We encourage all contributors to adhere to secure coding practices to prevent vulnerabilities. Here are some general guidelines:
- Use Parameterized Queries
Avoid SQL injections by using parameterized queries and ORM methods. - Sanitize User Inputs
Always validate and sanitize any user-provided data to prevent XSS or other injection attacks. - Access Controls
Implement strict access controls, especially for sensitive operations or admin areas. - Error Handling
Avoid revealing sensitive information through error messages. Use descriptive but secure error handling practices. - Dependencies
Regularly update dependencies to the latest secure versions and avoid vulnerable packages.

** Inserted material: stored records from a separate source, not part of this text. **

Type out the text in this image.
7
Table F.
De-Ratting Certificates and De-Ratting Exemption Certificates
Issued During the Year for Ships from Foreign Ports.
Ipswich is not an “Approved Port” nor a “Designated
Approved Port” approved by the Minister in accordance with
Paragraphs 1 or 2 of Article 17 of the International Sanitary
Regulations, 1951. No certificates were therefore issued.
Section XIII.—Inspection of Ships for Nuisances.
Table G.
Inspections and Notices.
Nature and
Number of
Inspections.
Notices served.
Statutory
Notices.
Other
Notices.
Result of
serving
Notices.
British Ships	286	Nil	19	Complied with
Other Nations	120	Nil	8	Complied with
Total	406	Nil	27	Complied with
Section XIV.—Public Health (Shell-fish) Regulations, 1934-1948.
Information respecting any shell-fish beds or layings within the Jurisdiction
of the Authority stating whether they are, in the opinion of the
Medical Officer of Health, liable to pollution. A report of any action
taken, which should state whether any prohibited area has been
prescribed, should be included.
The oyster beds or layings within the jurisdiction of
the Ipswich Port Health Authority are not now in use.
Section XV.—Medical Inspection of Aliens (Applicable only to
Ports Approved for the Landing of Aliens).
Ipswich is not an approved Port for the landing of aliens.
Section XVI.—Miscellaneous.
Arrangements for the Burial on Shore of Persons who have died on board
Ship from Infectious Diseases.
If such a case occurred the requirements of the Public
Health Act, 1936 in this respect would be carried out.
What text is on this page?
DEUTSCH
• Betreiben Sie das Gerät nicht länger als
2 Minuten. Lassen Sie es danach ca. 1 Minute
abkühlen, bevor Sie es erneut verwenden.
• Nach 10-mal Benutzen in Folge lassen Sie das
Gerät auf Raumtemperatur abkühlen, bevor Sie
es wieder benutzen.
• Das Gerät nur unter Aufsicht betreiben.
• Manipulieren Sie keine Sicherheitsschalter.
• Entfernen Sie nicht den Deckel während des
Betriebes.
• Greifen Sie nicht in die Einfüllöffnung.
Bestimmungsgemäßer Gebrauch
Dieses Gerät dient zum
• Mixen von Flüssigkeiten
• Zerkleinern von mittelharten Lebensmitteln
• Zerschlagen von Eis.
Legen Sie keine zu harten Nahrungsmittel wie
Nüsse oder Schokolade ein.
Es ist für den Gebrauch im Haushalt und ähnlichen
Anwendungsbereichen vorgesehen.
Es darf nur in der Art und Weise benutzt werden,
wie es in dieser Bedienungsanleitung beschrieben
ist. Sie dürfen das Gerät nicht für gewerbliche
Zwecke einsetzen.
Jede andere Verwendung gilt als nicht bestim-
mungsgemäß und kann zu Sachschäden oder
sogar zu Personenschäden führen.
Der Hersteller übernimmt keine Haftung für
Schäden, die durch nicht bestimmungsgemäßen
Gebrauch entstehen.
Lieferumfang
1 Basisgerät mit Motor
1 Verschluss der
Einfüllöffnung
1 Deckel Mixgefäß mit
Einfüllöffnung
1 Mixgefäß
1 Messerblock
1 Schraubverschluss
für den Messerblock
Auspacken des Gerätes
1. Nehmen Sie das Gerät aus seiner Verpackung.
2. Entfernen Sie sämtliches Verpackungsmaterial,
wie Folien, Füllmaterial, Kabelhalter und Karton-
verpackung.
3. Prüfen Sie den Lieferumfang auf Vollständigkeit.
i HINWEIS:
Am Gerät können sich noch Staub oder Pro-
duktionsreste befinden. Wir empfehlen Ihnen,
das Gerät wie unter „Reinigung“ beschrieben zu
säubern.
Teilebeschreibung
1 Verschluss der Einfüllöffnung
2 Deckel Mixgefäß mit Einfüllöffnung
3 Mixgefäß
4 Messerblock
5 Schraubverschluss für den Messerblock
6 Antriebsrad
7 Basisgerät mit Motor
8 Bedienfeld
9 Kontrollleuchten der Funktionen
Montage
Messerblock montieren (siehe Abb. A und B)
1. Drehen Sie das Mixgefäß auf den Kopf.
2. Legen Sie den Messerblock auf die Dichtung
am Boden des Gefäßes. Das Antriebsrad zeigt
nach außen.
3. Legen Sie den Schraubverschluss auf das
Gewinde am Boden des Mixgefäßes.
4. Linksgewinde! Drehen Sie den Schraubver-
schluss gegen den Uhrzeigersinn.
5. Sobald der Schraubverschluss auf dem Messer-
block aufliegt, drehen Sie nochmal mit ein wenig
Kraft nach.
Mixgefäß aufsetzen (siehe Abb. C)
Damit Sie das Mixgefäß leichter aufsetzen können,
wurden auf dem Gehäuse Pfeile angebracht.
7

Be vigilant of the following common vulnerabilities when contributing to or using SPROCTOR:
- Injection Attacks (e.g., SQL, XSS)
- Broken Authentication and Session Management
- Sensitive Data Exposure
- Security Misconfigurations
- Cross-Site Scripting (XSS)
- Insecure Deserialization
SPROCTOR follows a responsible disclosure policy to ensure security vulnerabilities are addressed promptly and transparently. By reporting a vulnerability, you agree to give us a reasonable amount of time to resolve the issue before publicly disclosing it.
If you have any questions or concerns about our security practices or wish to inquire about any past disclosures, feel free to reach out to us.
Thank you for helping keep SPROCTOR safe and secure!